Le PW1500G qui équipe la famille A220. / Image: Pratt & Whitney

Le deuxième problème du programme c’est son rachat par Airbus. Initialement Bombardier ne prétendait pas concurrencer directement les 737MAX et A320NEO avec le CSeries. Cependant il y avait un projet d’une version CS500 qui elle aurait en tout point égalisé la capacité d’emport et les performances des best-sellers d’Airbus et Boeing. Vous le comprenez, si Airbus commercialise un tel avion, il risque de cannibaliser l’A320NEO. Même si aujourd’hui il n’y a aucune certitudes sur le fait que l’A220-500 verra ou ne verra pas le jour, permettez-moi de fortement douter que l’on verra un tel avion voler.

Conclusion

Avant de devenir l’A220, le CSeries avait un grand avenir devant lui. Malheureusement Bombardier n’a pas eu les épaules pour soutenir le projet dans le long-terme. Or c’est justement dans le long-terme que le CSeries, sous sa version CS500, aurait pu compétiter avec l’A320NEO et le 737MAX. Avec le rachat du CSeries par Airbus, voir une telle version voler n’est plus certain. Airbus ne prendra pas le risque de cannibaliser l’un de ses produits. L’avion est sur un marché ultra-spécifique, moderne, économe en carburant et proposé à un prix avantageux. Pour les compagnies aériennes c’est une aubaine.
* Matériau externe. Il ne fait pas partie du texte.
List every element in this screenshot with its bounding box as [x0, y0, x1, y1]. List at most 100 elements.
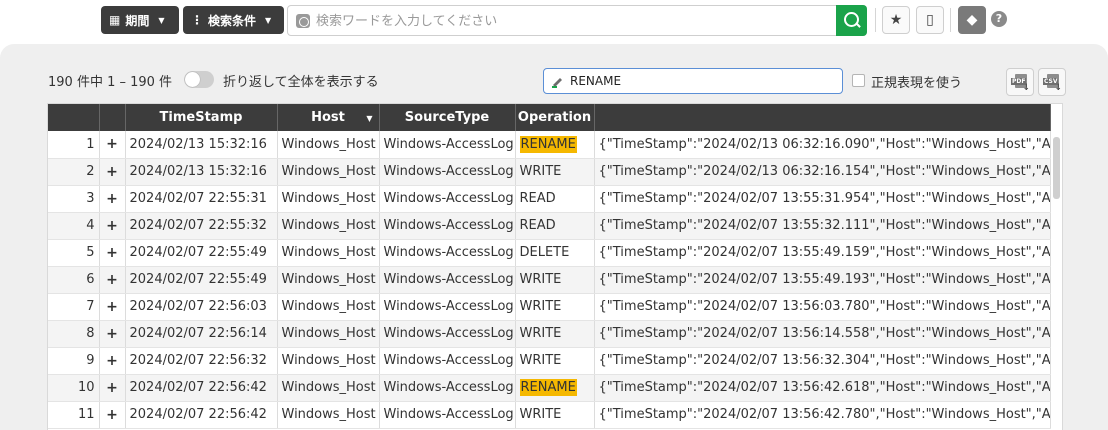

L’avion avait un futur prometteur mais il a été vite freiné par le manque de commandes et de finances. Si le rachat par Airbus sauve les versions actuelles, il est très peu probable de voir ce programme se développer au maximum de son potentiel. L’A220 est donc en effet un game-changer, mais peut-être pas autant que l’on aurait aimé qu’il le soit.